Forming healthy attitudes

Speaker's Corner
Forming healthy attitudes

Denise Horan


In recent years, a more liberal attitude to sex has emerged in Ireland, partly influenced by the pervasiveness of American culture and partly as a reaction to the unearthing of scandals involving members of the Catholic Church here, the long-time guardians of our sexual repression.
After decades under the carpet, more open discussion on the subject and more enlightened attitudes were very welcome. But in our eagerness to embrace our new-found liberalism, have we taken sex to an extreme level?
Sex, sexually-explicit language, sexual innuendo and sexual images now seem to be everywhere. TV screens, newspapers, magazines, movies and music are full of it. Offices, factories and even classrooms are not exempt from sexual references either.
Adults are entitled to do and say as they wish when it comes to sex - in the privacy of their own homes. They set the limits of what is acceptable and unacceptable to them in sexual matters, and as long as it is legal, it remains their own business.
But who sets the limits for the impressionable minds in our society - our children and teenagers? Not yet having the adult capacity for rationalisation and proper reasoning, they take their cue from us adults, the ones who are supposed to be responsible and wise, the ones who are supposed to protect their innocence. God help them. Taking their behavioural cues from us, it is little wonder that there are so many teenage pregnancies and so many inappropriate sexual relationships involving minors. As role models, we adults do not measure up well.
Instead of debating whether or not the age of consent should be lowered from 17 to 16, we should be asking how the attitudes of our young people can be altered. As two young ladies from Tallaght remarked on the RTÉ news last week, teenagers do not arrive at the age of 17 and think ‘great, I can have sex now’. They do it when they want to, and altering of legislation will not change that.

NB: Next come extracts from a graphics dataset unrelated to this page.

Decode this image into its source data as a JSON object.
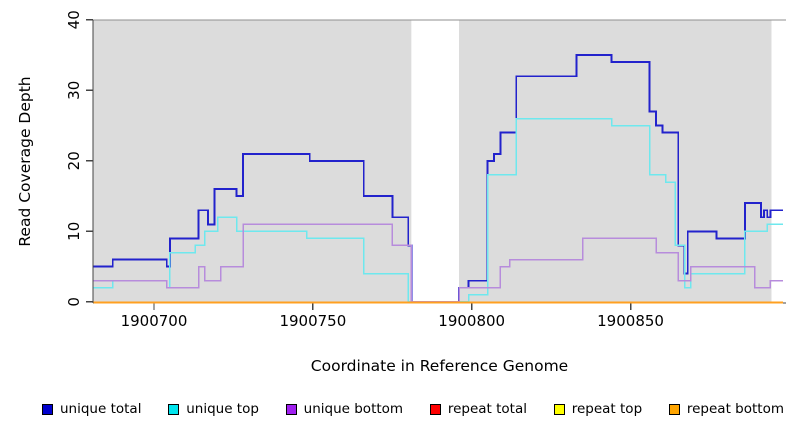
{
  "chart_data": {
    "type": "line",
    "subtype": "step-coverage",
    "title": "",
    "xlabel": "Coordinate in Reference Genome",
    "ylabel": "Read Coverage Depth",
    "x_ticks": [
      1900700,
      1900750,
      1900800,
      1900850
    ],
    "y_ticks": [
      0,
      10,
      20,
      30,
      40
    ],
    "xlim": [
      1900681,
      1900899
    ],
    "ylim": [
      0,
      40
    ],
    "grid": false,
    "plot_bg": "#dcdcdc",
    "no_data_region": {
      "start": 1900781,
      "end": 1900796,
      "color": "#ffffff"
    },
    "legend_position": "bottom",
    "series": [
      {
        "name": "unique total",
        "color": "#2222cc",
        "points": [
          [
            1900681,
            5
          ],
          [
            1900687,
            6
          ],
          [
            1900704,
            5
          ],
          [
            1900705,
            9
          ],
          [
            1900714,
            13
          ],
          [
            1900717,
            11
          ],
          [
            1900719,
            16
          ],
          [
            1900726,
            15
          ],
          [
            1900728,
            21
          ],
          [
            1900749,
            20
          ],
          [
            1900766,
            15
          ],
          [
            1900775,
            12
          ],
          [
            1900780,
            8
          ],
          [
            1900781,
            0
          ],
          [
            1900796,
            2
          ],
          [
            1900799,
            3
          ],
          [
            1900805,
            20
          ],
          [
            1900807,
            21
          ],
          [
            1900809,
            24
          ],
          [
            1900814,
            32
          ],
          [
            1900833,
            35
          ],
          [
            1900844,
            34
          ],
          [
            1900856,
            27
          ],
          [
            1900858,
            25
          ],
          [
            1900860,
            24
          ],
          [
            1900865,
            8
          ],
          [
            1900867,
            4
          ],
          [
            1900868,
            10
          ],
          [
            1900877,
            9
          ],
          [
            1900886,
            14
          ],
          [
            1900891,
            12
          ],
          [
            1900892,
            13
          ],
          [
            1900893,
            12
          ],
          [
            1900894,
            13
          ],
          [
            1900898,
            13
          ]
        ]
      },
      {
        "name": "unique top",
        "color": "#6ee8ee",
        "points": [
          [
            1900681,
            2
          ],
          [
            1900687,
            3
          ],
          [
            1900704,
            2
          ],
          [
            1900705,
            7
          ],
          [
            1900713,
            8
          ],
          [
            1900716,
            10
          ],
          [
            1900720,
            12
          ],
          [
            1900726,
            10
          ],
          [
            1900748,
            9
          ],
          [
            1900766,
            4
          ],
          [
            1900780,
            0
          ],
          [
            1900799,
            1
          ],
          [
            1900805,
            18
          ],
          [
            1900814,
            26
          ],
          [
            1900844,
            25
          ],
          [
            1900856,
            18
          ],
          [
            1900861,
            17
          ],
          [
            1900864,
            8
          ],
          [
            1900867,
            2
          ],
          [
            1900869,
            4
          ],
          [
            1900886,
            10
          ],
          [
            1900893,
            11
          ],
          [
            1900898,
            11
          ]
        ]
      },
      {
        "name": "unique bottom",
        "color": "#b78cdc",
        "points": [
          [
            1900681,
            3
          ],
          [
            1900704,
            2
          ],
          [
            1900714,
            5
          ],
          [
            1900716,
            3
          ],
          [
            1900721,
            5
          ],
          [
            1900728,
            11
          ],
          [
            1900775,
            8
          ],
          [
            1900781,
            0
          ],
          [
            1900796,
            2
          ],
          [
            1900809,
            5
          ],
          [
            1900812,
            6
          ],
          [
            1900835,
            9
          ],
          [
            1900858,
            7
          ],
          [
            1900865,
            3
          ],
          [
            1900869,
            5
          ],
          [
            1900889,
            2
          ],
          [
            1900894,
            3
          ],
          [
            1900898,
            3
          ]
        ]
      },
      {
        "name": "repeat total",
        "color": "#e00000",
        "points": [
          [
            1900681,
            0
          ],
          [
            1900898,
            0
          ]
        ]
      },
      {
        "name": "repeat top",
        "color": "#ffff00",
        "points": [
          [
            1900681,
            0
          ],
          [
            1900898,
            0
          ]
        ]
      },
      {
        "name": "repeat bottom",
        "color": "#ffa020",
        "points": [
          [
            1900681,
            0
          ],
          [
            1900898,
            0
          ]
        ]
      }
    ]
  },
  "legend": {
    "items": [
      {
        "label": "unique total",
        "color": "#0000cd"
      },
      {
        "label": "unique top",
        "color": "#00e5ee"
      },
      {
        "label": "unique bottom",
        "color": "#a020f0"
      },
      {
        "label": "repeat total",
        "color": "#ff0000"
      },
      {
        "label": "repeat top",
        "color": "#ffff00"
      },
      {
        "label": "repeat bottom",
        "color": "#ffa500"
      }
    ]
  },
  "axes": {
    "x_label": "Coordinate in Reference Genome",
    "y_label": "Read Coverage Depth",
    "x_tick_labels": [
      "1900700",
      "1900750",
      "1900800",
      "1900850"
    ],
    "y_tick_labels": [
      "0",
      "10",
      "20",
      "30",
      "40"
    ]
  }
}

It is good that our young people are being brought up to be broad-minded and liberal, but they must also learn to differentiate between engaging in activities simply because they can (or because all their friends are) and engaging in them because they feel ready to and want to. Handling liberalism appropriately requires critical faculties. Teenagers are not learning that; instead they are learning - from their peers - that a liberal attitude to sex means doing what you want without asking questions.
The key to addressing this problem lies in teaching. Teenagers should not acquire attitudes to sex by chance, through television or from their peers. They should be taught, as they are taught to respect their elders, to have manners and to clean up after themselves. It should be formalised, both in school and at home.

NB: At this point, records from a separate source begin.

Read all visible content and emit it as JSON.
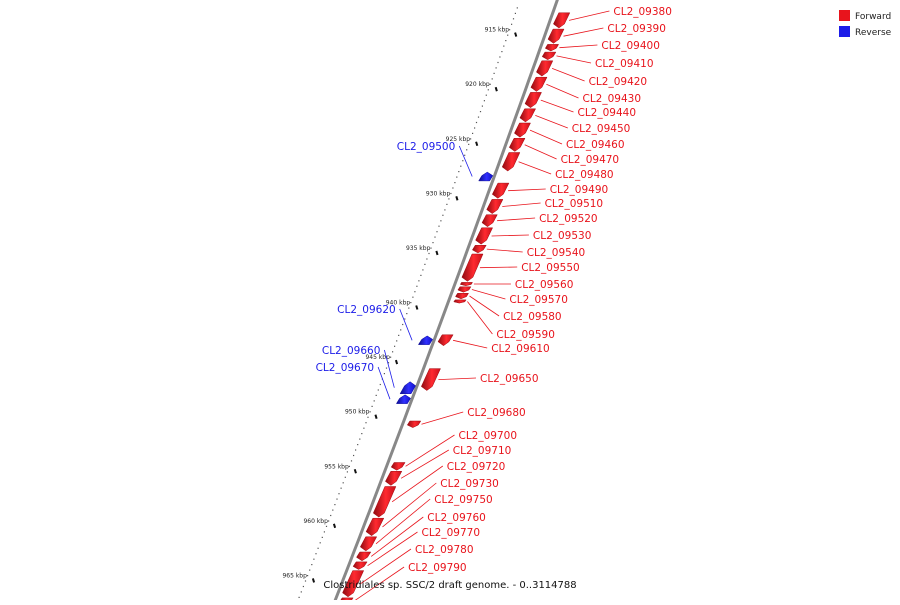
{
  "caption": "Clostridiales sp. SSC/2 draft genome. - 0..3114788",
  "colors": {
    "forward": "#e8141c",
    "forward_dark": "#a00a10",
    "reverse": "#1c1ce8",
    "reverse_dark": "#0a0a9a",
    "backbone": "#888888",
    "ticks": "#111111"
  },
  "legend": [
    {
      "label": "Forward",
      "strand": "forward"
    },
    {
      "label": "Reverse",
      "strand": "reverse"
    }
  ],
  "scale": {
    "unit": "kbp",
    "ticks": [
      {
        "value": 915,
        "label": "915 kbp"
      },
      {
        "value": 920,
        "label": "920 kbp"
      },
      {
        "value": 925,
        "label": "925 kbp"
      },
      {
        "value": 930,
        "label": "930 kbp"
      },
      {
        "value": 935,
        "label": "935 kbp"
      },
      {
        "value": 940,
        "label": "940 kbp"
      },
      {
        "value": 945,
        "label": "945 kbp"
      },
      {
        "value": 950,
        "label": "950 kbp"
      },
      {
        "value": 955,
        "label": "955 kbp"
      },
      {
        "value": 960,
        "label": "960 kbp"
      },
      {
        "value": 965,
        "label": "965 kbp"
      }
    ]
  },
  "genes": [
    {
      "name": "CL2_09380",
      "strand": "forward",
      "start": 913.0,
      "end": 914.4
    },
    {
      "name": "CL2_09390",
      "strand": "forward",
      "start": 914.5,
      "end": 915.8
    },
    {
      "name": "CL2_09400",
      "strand": "forward",
      "start": 915.9,
      "end": 916.5
    },
    {
      "name": "CL2_09410",
      "strand": "forward",
      "start": 916.6,
      "end": 917.3
    },
    {
      "name": "CL2_09420",
      "strand": "forward",
      "start": 917.4,
      "end": 918.8
    },
    {
      "name": "CL2_09430",
      "strand": "forward",
      "start": 918.9,
      "end": 920.2
    },
    {
      "name": "CL2_09440",
      "strand": "forward",
      "start": 920.3,
      "end": 921.7
    },
    {
      "name": "CL2_09450",
      "strand": "forward",
      "start": 921.8,
      "end": 923.0
    },
    {
      "name": "CL2_09460",
      "strand": "forward",
      "start": 923.1,
      "end": 924.4
    },
    {
      "name": "CL2_09470",
      "strand": "forward",
      "start": 924.5,
      "end": 925.7
    },
    {
      "name": "CL2_09480",
      "strand": "forward",
      "start": 925.8,
      "end": 927.5
    },
    {
      "name": "CL2_09500",
      "strand": "reverse",
      "start": 927.6,
      "end": 928.4
    },
    {
      "name": "CL2_09490",
      "strand": "forward",
      "start": 928.6,
      "end": 930.0
    },
    {
      "name": "CL2_09510",
      "strand": "forward",
      "start": 930.1,
      "end": 931.4
    },
    {
      "name": "CL2_09520",
      "strand": "forward",
      "start": 931.5,
      "end": 932.6
    },
    {
      "name": "CL2_09530",
      "strand": "forward",
      "start": 932.7,
      "end": 934.2
    },
    {
      "name": "CL2_09540",
      "strand": "forward",
      "start": 934.3,
      "end": 935.0
    },
    {
      "name": "CL2_09550",
      "strand": "forward",
      "start": 935.1,
      "end": 937.6
    },
    {
      "name": "CL2_09560",
      "strand": "forward",
      "start": 937.7,
      "end": 938.0
    },
    {
      "name": "CL2_09570",
      "strand": "forward",
      "start": 938.1,
      "end": 938.6
    },
    {
      "name": "CL2_09580",
      "strand": "forward",
      "start": 938.7,
      "end": 939.2
    },
    {
      "name": "CL2_09590",
      "strand": "forward",
      "start": 939.3,
      "end": 939.6
    },
    {
      "name": "CL2_09620",
      "strand": "reverse",
      "start": 942.6,
      "end": 943.4
    },
    {
      "name": "CL2_09610",
      "strand": "forward",
      "start": 942.5,
      "end": 943.5
    },
    {
      "name": "CL2_09650",
      "strand": "forward",
      "start": 945.6,
      "end": 947.6
    },
    {
      "name": "CL2_09660",
      "strand": "reverse",
      "start": 946.8,
      "end": 947.9
    },
    {
      "name": "CL2_09670",
      "strand": "reverse",
      "start": 948.0,
      "end": 948.8
    },
    {
      "name": "CL2_09680",
      "strand": "forward",
      "start": 950.4,
      "end": 951.0
    },
    {
      "name": "CL2_09700",
      "strand": "forward",
      "start": 954.2,
      "end": 954.9
    },
    {
      "name": "CL2_09710",
      "strand": "forward",
      "start": 955.0,
      "end": 956.3
    },
    {
      "name": "CL2_09720",
      "strand": "forward",
      "start": 956.4,
      "end": 959.2
    },
    {
      "name": "CL2_09730",
      "strand": "forward",
      "start": 959.3,
      "end": 960.9
    },
    {
      "name": "CL2_09750",
      "strand": "forward",
      "start": 961.0,
      "end": 962.3
    },
    {
      "name": "CL2_09760",
      "strand": "forward",
      "start": 962.4,
      "end": 963.2
    },
    {
      "name": "CL2_09770",
      "strand": "forward",
      "start": 963.3,
      "end": 964.0
    },
    {
      "name": "CL2_09780",
      "strand": "forward",
      "start": 964.1,
      "end": 966.5
    },
    {
      "name": "CL2_09790",
      "strand": "forward",
      "start": 966.6,
      "end": 967.2
    },
    {
      "name": "",
      "strand": "forward",
      "start": 967.3,
      "end": 968.8
    }
  ]
}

There is a wider public responsibility too, on the part of all of us adults who are neither teachers nor parents. We too have a part to play in the shaping of attitudes. And society would be better, not only for young people but for ourselves too, if we took it on board.

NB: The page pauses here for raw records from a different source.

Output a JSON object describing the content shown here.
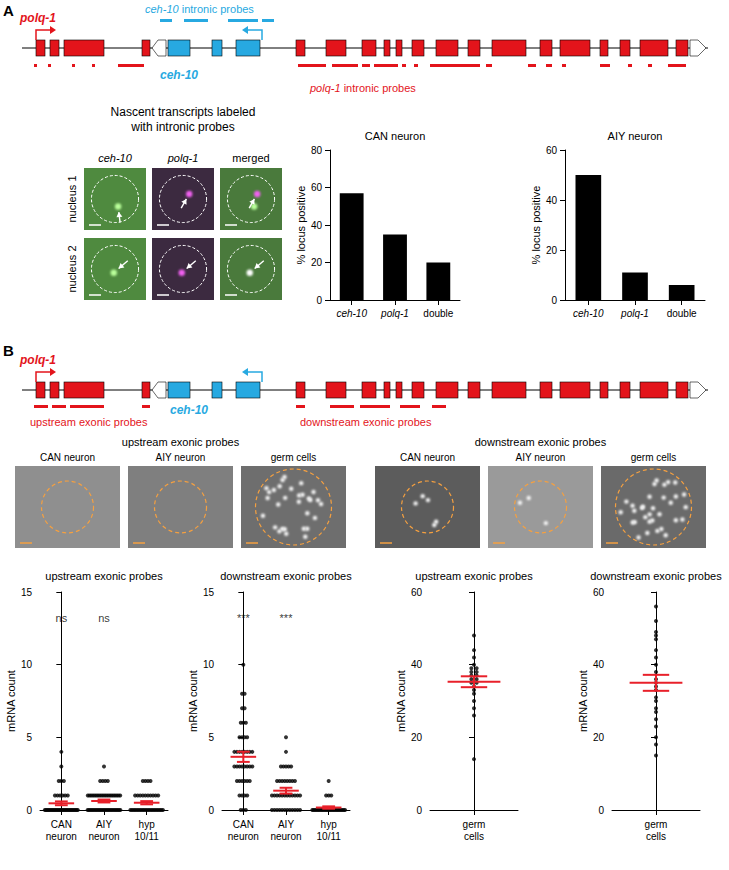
{
  "figure": {
    "panel_a": {
      "letter": "A",
      "genes": [
        {
          "name": "polq-1",
          "color": "#e3141b"
        },
        {
          "name": "ceh-10",
          "color": "#27a9e1"
        }
      ],
      "probe_labels": {
        "ceh-10": "ceh-10 intronic probes",
        "polq-1": "polq-1 intronic probes"
      },
      "images": {
        "title": "Nascent transcripts labeled with intronic probes",
        "columns": [
          "ceh-10",
          "polq-1",
          "merged"
        ],
        "rows": [
          "nucleus 1",
          "nucleus 2"
        ]
      }
    },
    "panel_b": {
      "letter": "B",
      "genes": [
        {
          "name": "polq-1",
          "color": "#e3141b"
        },
        {
          "name": "ceh-10",
          "color": "#27a9e1"
        }
      ],
      "probe_labels": {
        "upstream": "upstream exonic probes",
        "downstream": "downstream exonic probes"
      },
      "images": [
        {
          "title": "upstream exonic probes",
          "columns": [
            "CAN neuron",
            "AIY neuron",
            "germ cells"
          ]
        },
        {
          "title": "downstream exonic probes",
          "columns": [
            "CAN neuron",
            "AIY neuron",
            "germ cells"
          ]
        }
      ]
    }
  },
  "chart_data": [
    {
      "type": "bar",
      "title": "CAN neuron",
      "categories": [
        "ceh-10",
        "polq-1",
        "double"
      ],
      "values": [
        57,
        35,
        20
      ],
      "color": "#000000",
      "ylabel": "% locus positive",
      "ylim": [
        0,
        80
      ],
      "yticks": [
        0,
        20,
        40,
        60,
        80
      ],
      "grid": false
    },
    {
      "type": "bar",
      "title": "AIY neuron",
      "categories": [
        "ceh-10",
        "polq-1",
        "double"
      ],
      "values": [
        50,
        11,
        6
      ],
      "color": "#000000",
      "ylabel": "% locus positive",
      "ylim": [
        0,
        60
      ],
      "yticks": [
        0,
        20,
        40,
        60
      ],
      "grid": false
    },
    {
      "type": "scatter",
      "title": "upstream exonic probes",
      "categories": [
        "CAN neuron",
        "AIY neuron",
        "hyp 10/11"
      ],
      "values": [
        [
          0,
          0,
          0,
          0,
          0,
          0,
          0,
          0,
          0,
          0,
          0,
          0,
          0,
          0,
          0,
          0,
          0,
          0,
          0,
          0,
          0,
          0,
          0,
          0,
          0,
          0,
          0,
          0,
          0,
          0,
          1,
          1,
          1,
          1,
          1,
          1,
          2,
          2,
          2,
          3,
          4
        ],
        [
          0,
          0,
          0,
          0,
          0,
          0,
          0,
          0,
          0,
          0,
          0,
          0,
          0,
          0,
          0,
          0,
          0,
          0,
          0,
          0,
          0,
          0,
          0,
          0,
          0,
          1,
          1,
          1,
          1,
          1,
          1,
          1,
          1,
          1,
          1,
          1,
          1,
          1,
          1,
          1,
          1,
          1,
          1,
          1,
          1,
          2,
          2,
          2,
          2,
          3
        ],
        [
          0,
          0,
          0,
          0,
          0,
          0,
          0,
          0,
          0,
          0,
          0,
          0,
          0,
          0,
          0,
          0,
          0,
          0,
          0,
          0,
          0,
          0,
          1,
          1,
          1,
          1,
          1,
          1,
          1,
          1,
          1,
          1,
          2,
          2,
          2,
          2
        ]
      ],
      "mean": [
        0.46,
        0.62,
        0.5
      ],
      "sem": [
        0.13,
        0.1,
        0.11
      ],
      "significance": [
        "ns",
        "ns",
        null
      ],
      "color": "#000000",
      "ylabel": "mRNA count",
      "ylim": [
        0,
        15
      ],
      "yticks": [
        0,
        5,
        10,
        15
      ],
      "grid": false
    },
    {
      "type": "scatter",
      "title": "downstream exonic probes",
      "categories": [
        "CAN neuron",
        "AIY neuron",
        "hyp 10/11"
      ],
      "values": [
        [
          10,
          8,
          8,
          7,
          7,
          6,
          6,
          6,
          5,
          5,
          5,
          5,
          4,
          4,
          4,
          4,
          4,
          4,
          4,
          4,
          3,
          3,
          3,
          3,
          3,
          3,
          3,
          3,
          2,
          2,
          2,
          2,
          2,
          2,
          1,
          1,
          1,
          1,
          0,
          0,
          0
        ],
        [
          5,
          4,
          3,
          3,
          3,
          3,
          3,
          2,
          2,
          2,
          2,
          2,
          2,
          2,
          2,
          1,
          1,
          1,
          1,
          1,
          1,
          1,
          1,
          1,
          1,
          1,
          1,
          0,
          0,
          0,
          0,
          0,
          0,
          0,
          0,
          0,
          0,
          0,
          0
        ],
        [
          2,
          1,
          1,
          1,
          0,
          0,
          0,
          0,
          0,
          0,
          0,
          0,
          0,
          0,
          0,
          0,
          0,
          0,
          0,
          0,
          0,
          0,
          0,
          0,
          0,
          0,
          0,
          0,
          0
        ]
      ],
      "mean": [
        3.66,
        1.33,
        0.17
      ],
      "sem": [
        0.35,
        0.2,
        0.08
      ],
      "significance": [
        "***",
        "***",
        null
      ],
      "color": "#000000",
      "ylabel": "mRNA count",
      "ylim": [
        0,
        15
      ],
      "yticks": [
        0,
        5,
        10,
        15
      ],
      "grid": false
    },
    {
      "type": "scatter",
      "title": "upstream exonic probes",
      "categories": [
        "germ cells"
      ],
      "values": [
        [
          48,
          44,
          42,
          40,
          39,
          39,
          38,
          38,
          37,
          37,
          36,
          36,
          35,
          35,
          34,
          33,
          32,
          30,
          28,
          26,
          14
        ]
      ],
      "mean": [
        35.3
      ],
      "sem": [
        1.5
      ],
      "color": "#000000",
      "ylabel": "mRNA count",
      "ylim": [
        0,
        60
      ],
      "yticks": [
        0,
        20,
        40,
        60
      ],
      "grid": false
    },
    {
      "type": "scatter",
      "title": "downstream exonic probes",
      "categories": [
        "germ cells"
      ],
      "values": [
        [
          56,
          52,
          49,
          48,
          47,
          44,
          42,
          40,
          38,
          36,
          35,
          34,
          33,
          31,
          30,
          28,
          27,
          25,
          23,
          20,
          18,
          15
        ]
      ],
      "mean": [
        35.0
      ],
      "sem": [
        2.2
      ],
      "color": "#000000",
      "ylabel": "mRNA count",
      "ylim": [
        0,
        60
      ],
      "yticks": [
        0,
        20,
        40,
        60
      ],
      "grid": false
    }
  ]
}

Society would wear a much less tawdry aspect if adults were a little more circumspect about their relating of sexual exploits. Most of us do not want to overhear details of others’ conquests, but at least as adults we have the ability to let it wash over us, however nauseating the details. Teenagers and children overhearing such stories are much more vulnerable to being influenced.
Society would be a much more fragrant place too if sexual innuendo and sexual references did not form such a big part of everyday discourse. Again, adults can choose not to entertain such tastelessness, but in the presence of persuadable young people such intimations can be interpreted as a mark of adulthood. Little wonder then that teenagers adopt similar habits in their conversations.
As adults, the way we talk, the way we dress, the things we glorify and the things we frown upon, the parameters we set and the sanctions we impose on each other for behavioural transgressions are all picked up on by the young. Ignoring the sensibilities of other adults is a pity, but abdicating our responsibility to the young is a tragedy.